Sigi Feigl Foto: Marija Kanizaj

Achtzig sprach mit „Mr. Jazz“ Sigi Feigl über die Energie der Big Band, das musikalische Hier und Jetzt und die positive Zukunft des Dixie- & Swingfestivals.

Was hat Sie persönlich daran gereizt, beim Dixie- & Swingfestival „mitzumischen“?

Das Festival hat ein Alleinstellungsmerkmal, es ist das einzige Jazzfestival in diesem Genre, das in Österreich in dieser Art stattfindet. Auch die Möglichkeit, Big Bands zu präsentieren, ist natürlich etwas Besonderes. Die Kombination aus Dixie und Swing, die sehr originell besetzt ist, fasziniert mich. Dass Johannes Hödl das Festival seit vielen Jahren sehr professionell plant und viel Herzblut investiert, war auch ausschlaggebend.

Was ist das Besondere am Big-Band-Feeling?

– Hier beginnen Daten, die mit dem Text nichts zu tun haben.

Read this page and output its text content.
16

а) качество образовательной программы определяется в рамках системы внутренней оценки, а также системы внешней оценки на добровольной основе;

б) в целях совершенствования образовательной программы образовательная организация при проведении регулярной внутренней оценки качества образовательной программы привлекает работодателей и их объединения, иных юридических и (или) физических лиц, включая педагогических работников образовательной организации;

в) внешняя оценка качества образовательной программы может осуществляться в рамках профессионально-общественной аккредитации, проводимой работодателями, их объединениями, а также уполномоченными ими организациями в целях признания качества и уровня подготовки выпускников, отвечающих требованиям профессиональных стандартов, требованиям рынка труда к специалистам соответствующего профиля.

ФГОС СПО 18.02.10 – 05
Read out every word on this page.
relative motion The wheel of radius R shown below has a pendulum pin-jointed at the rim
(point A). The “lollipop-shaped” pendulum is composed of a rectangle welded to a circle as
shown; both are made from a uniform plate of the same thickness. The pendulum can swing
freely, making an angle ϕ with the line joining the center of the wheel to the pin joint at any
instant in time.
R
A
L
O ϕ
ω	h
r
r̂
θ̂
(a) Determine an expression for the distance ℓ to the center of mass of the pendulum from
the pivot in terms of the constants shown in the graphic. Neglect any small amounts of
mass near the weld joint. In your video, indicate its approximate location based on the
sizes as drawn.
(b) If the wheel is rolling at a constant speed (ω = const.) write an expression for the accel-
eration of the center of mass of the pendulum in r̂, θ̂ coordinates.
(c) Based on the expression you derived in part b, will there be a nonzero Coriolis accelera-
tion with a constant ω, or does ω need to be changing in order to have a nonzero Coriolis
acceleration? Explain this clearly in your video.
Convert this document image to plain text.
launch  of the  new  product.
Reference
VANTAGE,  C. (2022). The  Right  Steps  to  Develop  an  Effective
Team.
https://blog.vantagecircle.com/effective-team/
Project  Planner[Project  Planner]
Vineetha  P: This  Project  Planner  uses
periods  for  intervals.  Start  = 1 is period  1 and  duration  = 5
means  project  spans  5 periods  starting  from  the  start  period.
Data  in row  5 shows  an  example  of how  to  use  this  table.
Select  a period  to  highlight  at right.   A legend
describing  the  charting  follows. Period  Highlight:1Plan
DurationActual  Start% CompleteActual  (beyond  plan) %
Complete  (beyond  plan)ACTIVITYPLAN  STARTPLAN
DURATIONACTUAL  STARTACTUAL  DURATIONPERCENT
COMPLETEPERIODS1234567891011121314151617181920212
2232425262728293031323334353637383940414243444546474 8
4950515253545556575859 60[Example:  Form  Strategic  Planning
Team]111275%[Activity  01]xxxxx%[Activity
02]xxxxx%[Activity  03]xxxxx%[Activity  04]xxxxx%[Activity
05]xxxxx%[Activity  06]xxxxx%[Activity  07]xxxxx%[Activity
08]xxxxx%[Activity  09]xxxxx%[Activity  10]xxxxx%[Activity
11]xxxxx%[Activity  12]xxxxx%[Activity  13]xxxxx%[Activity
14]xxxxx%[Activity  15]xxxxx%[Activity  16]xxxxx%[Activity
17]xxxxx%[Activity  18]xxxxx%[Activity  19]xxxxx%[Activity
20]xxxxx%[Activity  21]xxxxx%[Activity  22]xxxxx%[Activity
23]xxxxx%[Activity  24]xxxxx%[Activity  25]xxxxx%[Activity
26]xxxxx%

Aus Sicht des Big-Band-Leiters, der ich ja auch bin: Big Band ist eine Leidenschaft, man macht es, weil es einfach Spaß macht. Das geht es um das gemeinschaftliche Erleben, die Energie bei den Proben und Konzerten. Im besten Fall investiert man seine Energie in das Ensemble und sie kommt 20-fach verstärkt zurück. Die Big Band ist heute ausschließlich musikalisch interessant, aber kann kein Geschäftsmodell sein. Weder für Veranstalter noch für Musiker. Das ist klar. Das war in den 1930ern vollkommen anders, da gab es viele Bigbands, das waren damals die Pop-Stars ihrer Zeit. Heute gibt es ganz, ganz wenige Bigbands, die tatsächlich durchgehend bestehen und kontinuierlich arbeiten können.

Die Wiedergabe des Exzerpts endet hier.